The homoerotic subtext controls the way in which our leaders will be leaders.
They will be bold. Even though anybody watching Bush knows that he is spastic,
not bold, that is something that has to be suppressed, like cheerleading.
Sometimes this is riotously funny. Slate’ Political correspondent, at the
moment, is a stooge named John Dickerson. His takedown of Fred Barnes' new bio
of Bush -- his ‘love letter” to the President -- is a little scene of
homoerotic transformations and rivalries. Dickerson is disturbed that Barnes
gushes too much over this manly, this bold, this commanding figure. Dickerson
begins by defending the professional sycophants, the White house press corps,
from the charge that they have been unfair to the President.
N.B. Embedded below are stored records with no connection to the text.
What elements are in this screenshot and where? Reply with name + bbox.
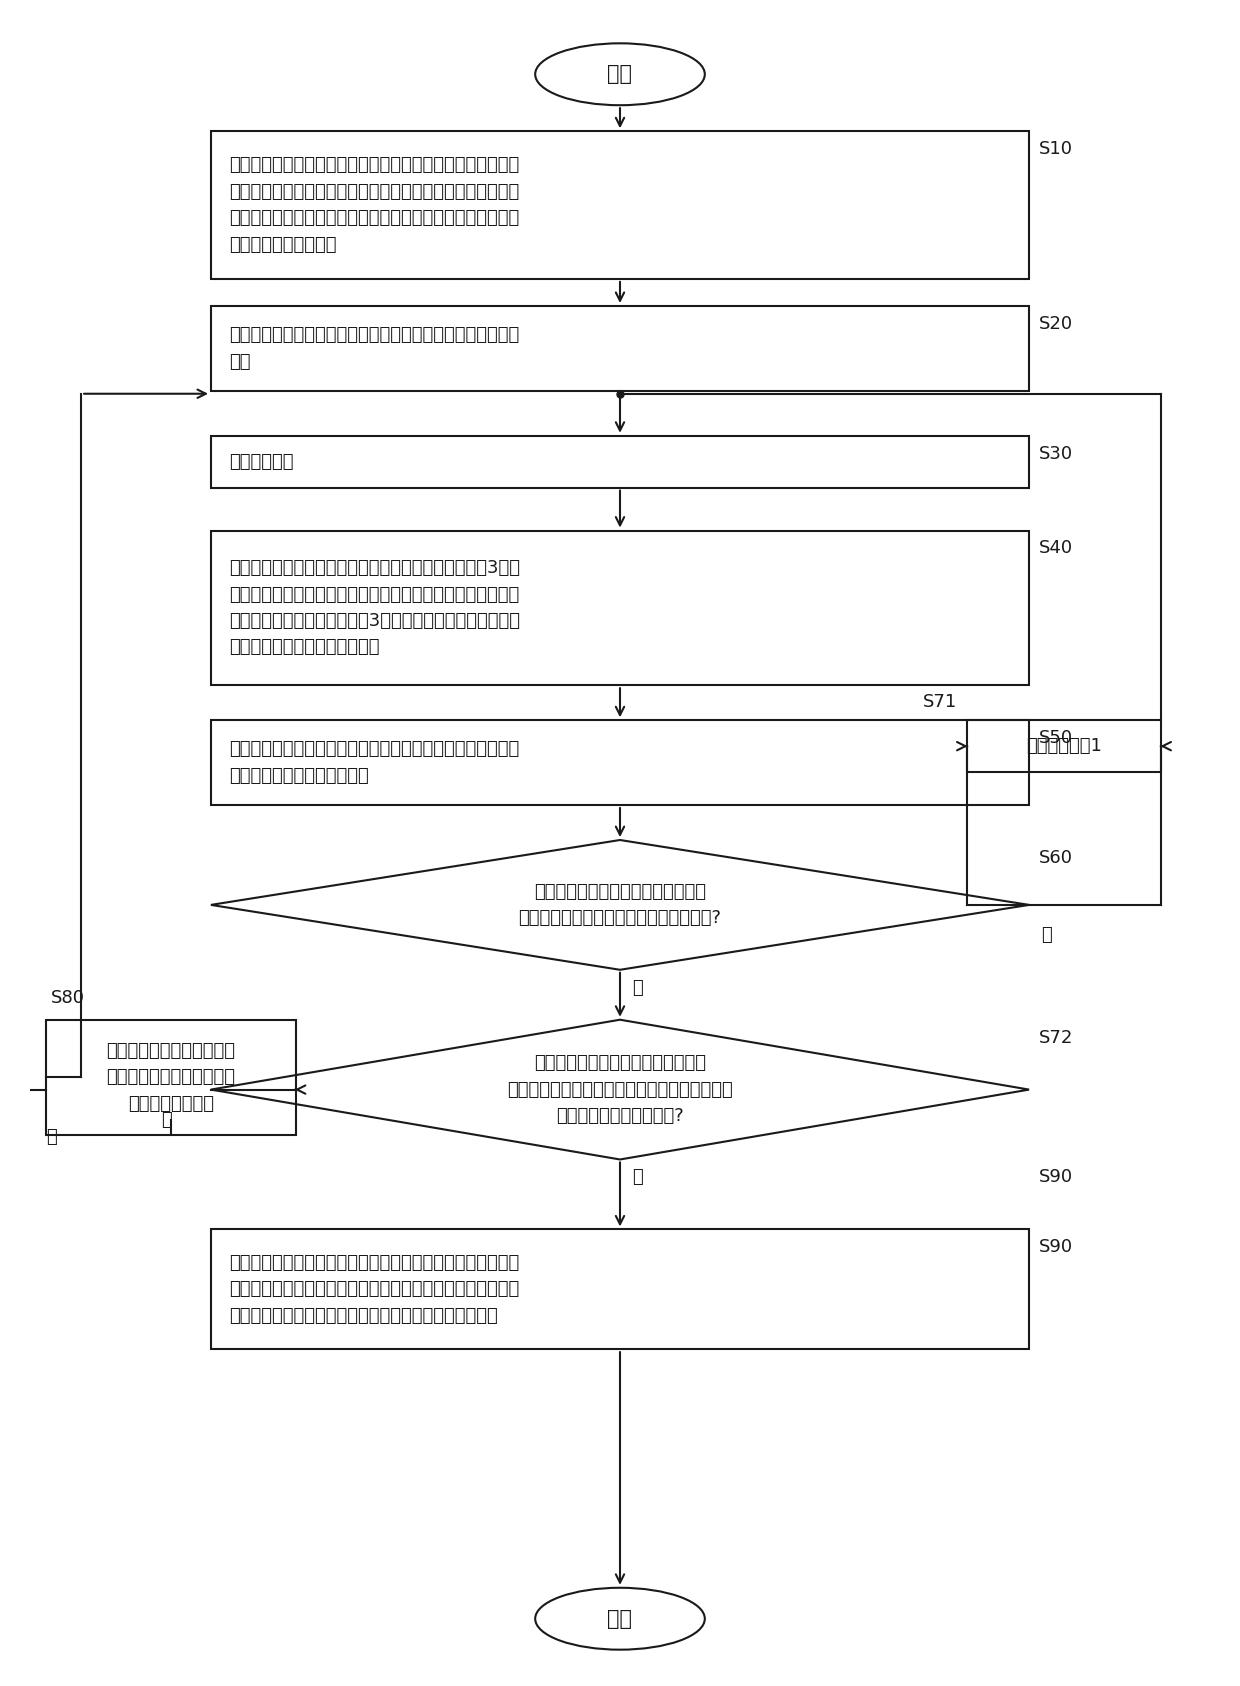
Text: 否: 否 (46, 1128, 57, 1146)
Text: S60: S60 (1039, 850, 1073, 867)
Text: 结束: 结束 (608, 1608, 632, 1629)
Text: 否: 否 (1042, 926, 1052, 944)
Text: S90: S90 (1039, 1238, 1073, 1256)
Text: 在投切式绍缘监测装置中母线正负极对地间分别接入一自动校
准电路，所述自动校准电路包括相互串接的校准开关以及供模
拟母线正极和负极对地等效绍缘电阴的校准电阔，其中: 在投切式绍缘监测装置中母线正负极对地间分别接入一自动校 准电路，所述自动校准电路… (229, 157, 520, 253)
Text: 将所述第一预设时间间隔增
加一时间定値，以作为新的
第一预设时间间隔: 将所述第一预设时间间隔增 加一时间定値，以作为新的 第一预设时间间隔 (107, 1042, 236, 1113)
Text: S50: S50 (1039, 728, 1073, 747)
Text: 判断所述母线正极和负极的对地等效
绍缘电阔的计算次数是否达到一预定次数?: 判断所述母线正极和负极的对地等效 绍缘电阔的计算次数是否达到一预定次数? (518, 883, 722, 927)
Text: 是: 是 (632, 1168, 642, 1187)
Text: S30: S30 (1039, 445, 1073, 462)
Text: S80: S80 (51, 988, 86, 1007)
Text: S71: S71 (923, 693, 957, 711)
Text: S10: S10 (1039, 140, 1073, 158)
Text: 否: 否 (161, 1111, 172, 1128)
Text: 分析所计算的预定次数组的母线正极
和负极的对地等效绍缘电阔与已知的校准电阔的
误差是否达到一合理范围?: 分析所计算的预定次数组的母线正极 和负极的对地等效绍缘电阔与已知的校准电阔的 误… (507, 1054, 733, 1125)
Text: S20: S20 (1039, 315, 1073, 332)
Text: S72: S72 (1039, 1028, 1074, 1047)
Text: 测量母线电压: 测量母线电压 (229, 452, 294, 470)
Text: S90: S90 (1039, 1168, 1073, 1187)
Text: 在电容充电或放电开始后，每隔一第一预设时间间隔分3次采
集母线正极对地电压，并据以计算得到母线正极对地电压，且
每隔所述第一预设时间间隔分3次釆集母线负极对地电: 在电容充电或放电开始后，每隔一第一预设时间间隔分3次采 集母线正极对地电压，并据… (229, 560, 520, 656)
Text: 存储所述第一预设时间间隔，断开校准开关，启动投切式绍缘
监测装置以所存储的第一预设时间间隔进入正常的绍缘电阔监
测模式，对母线正极和负极的对地等效绍缘电阔进行监: 存储所述第一预设时间间隔，断开校准开关，启动投切式绍缘 监测装置以所存储的第一预… (229, 1254, 520, 1325)
Text: 开始: 开始 (608, 64, 632, 84)
Text: 将计算次数加1: 将计算次数加1 (1025, 737, 1102, 755)
Text: S40: S40 (1039, 540, 1073, 558)
Text: 是: 是 (632, 980, 642, 996)
Text: 闭合校准开关后，启动投切式绍缘监测装置进入误差自动校准
模式: 闭合校准开关后，启动投切式绍缘监测装置进入误差自动校准 模式 (229, 325, 520, 371)
Text: 根据所述母线电压及所述母线正极和负极对地电压计算母线正
极和负极的对地等效绍缘电阔: 根据所述母线电压及所述母线正极和负极对地电压计算母线正 极和负极的对地等效绍缘电… (229, 740, 520, 784)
“The White House press corps has flaws: a herd mentality, a fixation on who's
ahead politically, and difficulty engaging deeply with policy issues. I know, I
was one of them. But Barnes has his boot on the scale, inflating the
foolishness of the press to make Bush look better. Perhaps with so many books
offering cartoon images of Bush as dumb and evil, the shelves need to be
balanced out by one that errs in the opposite direction. But Rebel-in-Chief is
such a love note that it fails to counteract the negative myths.”
The love note fails! This is heartbreaking for a guy like Dickerson. Maybe his
own love notes will be more successful.
I should note that the homoerotic impulse functions in the lefty discourse too,
where much time is spent making up images of fellatio and anal sex as signs of
submission -- the press being on its knees, or in some indelicate way bending
over, etc., etc. Again, this is also a lie – the lie being that one has
overcome our homophobic culture while borrowing homophobic tropes. It is what
makes comments so often unpleasant from both sides, as if the struggle, the
deeper struggle, were about what male body was the most desirable.”
So – the watermark of the presidential penis that the media does its best to
convey without making it clear it is conveying it is just put out there by
Trump. Trump’s jestering – his senile gibberish – does hook clearly into the
system of our politics. Which is the system, as well, of how our politics are “reported
on.” Patriarchy at this point in the millenium is a deathmarch of dweebs, which
is throwing us all in the ditch. So utterly appalling.